I want to delete lines from file 1.txt that are in file 2.txt and save the output to 3.txt, I am using this bash command:
comm -23 1.txt 2.txt > 3.txt
When I check the output in file 3.txt, I find that some common lines between 1.txt and 2.txt are still in 3.txt, take as an example the word "registry" , what is the problem?

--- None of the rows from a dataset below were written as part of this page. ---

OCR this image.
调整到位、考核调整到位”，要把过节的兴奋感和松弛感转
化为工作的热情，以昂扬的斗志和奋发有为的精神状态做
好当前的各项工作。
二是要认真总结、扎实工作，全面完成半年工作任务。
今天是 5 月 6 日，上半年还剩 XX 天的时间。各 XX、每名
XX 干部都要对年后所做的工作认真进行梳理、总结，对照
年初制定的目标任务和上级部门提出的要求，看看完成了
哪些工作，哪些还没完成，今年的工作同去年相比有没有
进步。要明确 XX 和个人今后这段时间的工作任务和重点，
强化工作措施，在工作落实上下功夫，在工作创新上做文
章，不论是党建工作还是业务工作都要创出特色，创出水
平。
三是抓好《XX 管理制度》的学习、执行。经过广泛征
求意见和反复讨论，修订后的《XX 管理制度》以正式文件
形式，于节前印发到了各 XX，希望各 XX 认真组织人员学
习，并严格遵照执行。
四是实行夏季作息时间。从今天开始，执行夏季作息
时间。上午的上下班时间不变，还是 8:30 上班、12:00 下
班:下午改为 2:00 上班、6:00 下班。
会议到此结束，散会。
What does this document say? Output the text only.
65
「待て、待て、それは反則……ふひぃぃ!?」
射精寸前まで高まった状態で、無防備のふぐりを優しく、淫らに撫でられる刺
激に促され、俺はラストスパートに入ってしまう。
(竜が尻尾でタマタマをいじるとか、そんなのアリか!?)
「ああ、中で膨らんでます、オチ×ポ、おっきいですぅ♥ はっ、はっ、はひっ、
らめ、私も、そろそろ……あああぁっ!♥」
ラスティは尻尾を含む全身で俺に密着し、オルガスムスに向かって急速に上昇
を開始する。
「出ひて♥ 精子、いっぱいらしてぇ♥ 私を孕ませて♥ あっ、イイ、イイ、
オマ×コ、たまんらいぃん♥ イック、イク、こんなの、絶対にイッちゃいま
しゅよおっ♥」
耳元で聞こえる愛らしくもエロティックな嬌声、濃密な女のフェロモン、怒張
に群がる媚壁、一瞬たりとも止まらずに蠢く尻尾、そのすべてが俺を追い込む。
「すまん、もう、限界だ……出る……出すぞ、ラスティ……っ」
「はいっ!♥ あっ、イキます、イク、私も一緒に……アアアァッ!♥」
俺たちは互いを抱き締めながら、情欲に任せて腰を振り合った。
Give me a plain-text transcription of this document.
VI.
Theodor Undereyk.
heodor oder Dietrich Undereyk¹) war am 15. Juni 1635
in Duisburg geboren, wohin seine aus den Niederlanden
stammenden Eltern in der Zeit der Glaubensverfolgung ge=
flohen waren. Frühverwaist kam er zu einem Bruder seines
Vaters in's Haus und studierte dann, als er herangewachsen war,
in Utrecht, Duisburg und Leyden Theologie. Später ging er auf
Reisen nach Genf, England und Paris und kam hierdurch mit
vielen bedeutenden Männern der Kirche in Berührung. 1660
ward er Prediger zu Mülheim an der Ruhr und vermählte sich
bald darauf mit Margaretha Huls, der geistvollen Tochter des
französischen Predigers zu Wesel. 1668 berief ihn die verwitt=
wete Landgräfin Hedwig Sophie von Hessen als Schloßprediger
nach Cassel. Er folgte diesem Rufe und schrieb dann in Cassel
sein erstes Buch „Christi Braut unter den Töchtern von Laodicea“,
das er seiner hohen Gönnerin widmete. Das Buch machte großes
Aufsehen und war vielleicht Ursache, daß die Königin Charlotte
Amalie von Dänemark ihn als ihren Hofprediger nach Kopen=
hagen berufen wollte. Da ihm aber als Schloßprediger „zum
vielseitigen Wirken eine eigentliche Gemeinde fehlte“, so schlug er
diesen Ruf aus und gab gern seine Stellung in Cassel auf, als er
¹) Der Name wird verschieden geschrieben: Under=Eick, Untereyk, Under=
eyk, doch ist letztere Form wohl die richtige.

You can download the two files below:
file 1.txt : https://ufile.io/n7vn6
file 2.txt : https://ufile.io/p4s58
I'm not sure how you generated your text files, but the problem is that some of your 1.txt
and 2.txt
lines don't have consistent line terminations. Some have a CR character (ctrl-M) but not the sole line feed Linux expects for text files. For example, one of them has registry^M
which doesn't match registry
(Linux programs that examine text will see ^M
as another character or white space but not as a line termination that gets ignored). When you look at the file with some text editors, the ^M
isn't visible so it appears registry
is the same in both places, but it isn't.
You could try:
dos2unix 1.txt 2.txt
comm -23 <(sort 1.txt) <(sort 2.txt) > 3.txt
dos2unix
will make all of the line terminations correct (assuming they might be using the DOS CR). Note that this can affect the sort a little, so I'm also resorting them. You can try this without resorting, and if there's an issue comm
will give an error that one of the files isn't sorted.